Yesterday to see your old friend, Mrs. Greene.[3] She was charming, lying in bed dressed in blue satin and white lace, quite lovely to behold. She told me of Willie Greene’s fine boys; the eldest, son of the first wife, lives with her. I can still repeat every poem in W. G.’s two books, “Imogen” and the “Wild Cat Express.” His second marriage to his first love, Sally Austin, was most romantic, and has turned out a very happy one!
River Nile. On board the Rameses III. December 11, 1895. If you are as cold to-day in Boston as I am in Egypt, I am sorry for you. It is bitter, bitter! The journey began with a sandstorm. Egypt is Egypt still; this unseasonable weather will pass soon, and we shall have the usual cloudless skies. There are always the camels, the people, the dahabeahs, donkeys and palm trees, but I am glad I first saw it before it had become quite so much a beaten track for “trotters.” I have a little nig called Abdul for chambermaid. I like him better than anybody on the ship. We can’t talk much, but I teach him “trunk” and he says “skunk”, and I teach him “bottle” and he says “throttle”, which is pleasant.

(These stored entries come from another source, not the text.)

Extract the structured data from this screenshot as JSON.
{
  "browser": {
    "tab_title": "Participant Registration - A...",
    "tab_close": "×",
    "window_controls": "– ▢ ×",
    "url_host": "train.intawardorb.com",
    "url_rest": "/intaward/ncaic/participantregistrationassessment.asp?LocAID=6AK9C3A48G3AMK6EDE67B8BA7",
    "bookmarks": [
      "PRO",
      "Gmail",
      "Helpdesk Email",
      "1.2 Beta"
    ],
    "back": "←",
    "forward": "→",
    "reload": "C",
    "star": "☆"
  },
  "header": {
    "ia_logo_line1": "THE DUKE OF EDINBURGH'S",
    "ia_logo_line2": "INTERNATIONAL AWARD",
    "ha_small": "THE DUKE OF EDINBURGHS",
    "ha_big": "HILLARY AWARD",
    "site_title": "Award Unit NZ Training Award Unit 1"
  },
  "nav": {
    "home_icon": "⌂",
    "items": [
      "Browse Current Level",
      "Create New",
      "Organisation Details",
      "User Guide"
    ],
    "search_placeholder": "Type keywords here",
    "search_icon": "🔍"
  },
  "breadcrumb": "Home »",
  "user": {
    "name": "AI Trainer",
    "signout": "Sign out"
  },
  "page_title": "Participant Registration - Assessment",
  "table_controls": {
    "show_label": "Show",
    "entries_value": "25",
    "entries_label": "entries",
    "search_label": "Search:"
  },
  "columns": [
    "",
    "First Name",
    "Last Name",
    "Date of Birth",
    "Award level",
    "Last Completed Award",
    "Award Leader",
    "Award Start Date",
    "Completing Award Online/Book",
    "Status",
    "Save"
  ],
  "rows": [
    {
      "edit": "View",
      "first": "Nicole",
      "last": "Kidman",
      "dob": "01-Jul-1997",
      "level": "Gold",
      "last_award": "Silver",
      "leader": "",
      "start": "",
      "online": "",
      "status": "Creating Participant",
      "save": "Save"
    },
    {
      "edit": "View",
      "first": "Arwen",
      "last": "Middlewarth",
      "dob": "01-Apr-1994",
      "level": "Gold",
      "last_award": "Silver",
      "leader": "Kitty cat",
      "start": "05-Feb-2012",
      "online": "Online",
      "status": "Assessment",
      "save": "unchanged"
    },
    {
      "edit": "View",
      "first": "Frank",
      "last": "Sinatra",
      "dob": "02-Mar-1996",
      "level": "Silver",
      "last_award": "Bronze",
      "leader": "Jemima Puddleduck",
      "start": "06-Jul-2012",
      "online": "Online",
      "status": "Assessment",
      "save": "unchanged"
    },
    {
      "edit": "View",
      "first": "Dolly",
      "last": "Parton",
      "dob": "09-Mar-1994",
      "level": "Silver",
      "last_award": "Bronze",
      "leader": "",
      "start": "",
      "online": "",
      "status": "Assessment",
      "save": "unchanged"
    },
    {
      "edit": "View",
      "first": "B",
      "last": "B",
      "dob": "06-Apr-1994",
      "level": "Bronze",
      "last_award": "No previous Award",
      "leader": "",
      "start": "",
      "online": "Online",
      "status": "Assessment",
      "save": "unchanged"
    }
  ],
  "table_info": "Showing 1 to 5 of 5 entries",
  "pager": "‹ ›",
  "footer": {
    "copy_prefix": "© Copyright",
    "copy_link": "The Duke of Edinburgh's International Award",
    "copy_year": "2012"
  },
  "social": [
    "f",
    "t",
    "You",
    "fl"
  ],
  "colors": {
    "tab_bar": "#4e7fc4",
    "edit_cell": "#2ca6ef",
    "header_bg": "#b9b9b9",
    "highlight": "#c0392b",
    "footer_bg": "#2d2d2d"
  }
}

Also I like M. Angier, a French gentleman, a lieutenant in the army. He is from Lyons, a legitimist, a devoted Catholic and an earnest little person. His amazement at the American Meess is amusing. The sunsets are supreme, the river as beautiful, the people, camels, donkeys, goats and buffaloes as picturesque as when you and I saw them. In Cairo things are changed; here on the Nile all is as in the days of Joseph. I read my Bible a great deal, looking up all references to Moses and all the rest of them.
Assouan. December 21, 1895. It is all as wonderful as ever. New temples, some of them unearthed by your Egyptian Exploration Fund, some by the French, are on every side. We arrived at Assouan yesterday. There is a small English garrison here and we had some of the pretty officers over to dance with the girls. Isabel is the sweetest-tempered creature alive. It’s nearly three months since we set sail; in all this time she has never been anything but sweet and docile. I think this is remarkable. The beauty of these Nubians is something you will remember. I am in a state of perfect delight all the time at the perfection of their type! The “black Hamburg bloom”, as you called it, makes white people look pale and washed out. I should like to buy one of these Nubians and bring him home as a present to you. Do you remember Constance Rothschild’s Nubian and how faithful he was to her? Oh, the beauty of Elephantine Island! and best of all, Philae lies before us to-morrow. This morning to the bazaars with M. Philipon, an Egyptologist, to pick up some trifles and to the quarries where we saw the half-cut obelisk lying there all unfinished. There are hotels now at Luxor and Assouan. I grow deeply interested in the lore of Egypt. I should like to pass a year here. I begin to understand the theory of hieroglyphics and would undertake to read the simple ones in six months. It’s a fascinating subject, the first step beyond mere picture language. We are living on very familiar terms with Thothmes, Rameses and Queen Hatasu.
I am not sure whether it was upon this visit or a subsequent one, that I saw in the Museum at Cairo the mummied face of the Pharaoh who ruled Egypt in the time of Joseph. The features and the hair were so well preserved that one gathers just what sort of looking man this Pharaoh must have been. Of all the wonders that Archaeology has revealed nothing has so much impressed me as looking upon the very face that Joseph saw.
Jaffa. January 1, 1896. It’s all just as it was! The house of Simon the Tanner, the queer little hotel kept by the German religious colonists, the big oranges, the delay of the steamer. We are toiling away at the Old and New Testaments. Have much enjoyed talks with young Bliss, son of President Bliss of Beirut College, a learned man bred for the orthodox church and now a sort of Unitarian. He is excavating in and about Jerusalem and is tracing the site of the old walls. We flounder along in Biblical history. We have now got the Jews out of Egypt and pulled Jericho about the ears of the unfortunate inhabitants. We have stopped the sun in the Valley and hanged the Five Kings. Now we are tackling Saul, David and Solomon. How perfectly gorgeous that old heathen’s love songs are!
The Bible you gave me before I left has proved invaluable. All through Palestine my Bible and my guidebook have hardly left my hands. My knowledge of the oratorios comes in well. I shall enjoy them as never before when I get back to Boston.
“What is the difference between Elisha and Elijah?” I heard an American tourist ask the other day. The words of our great basso, Myron Whitney, rang in my ears; I heard the stirring chorus from the “Elijah”!
I heard the tourist just quoted say to a fellow traveler:
“To-morrow we are going to see the Garden of the Yosemite,” meaning the Garden of Gethsemane. This showed how sadly the study of the Bible is neglected in modern education.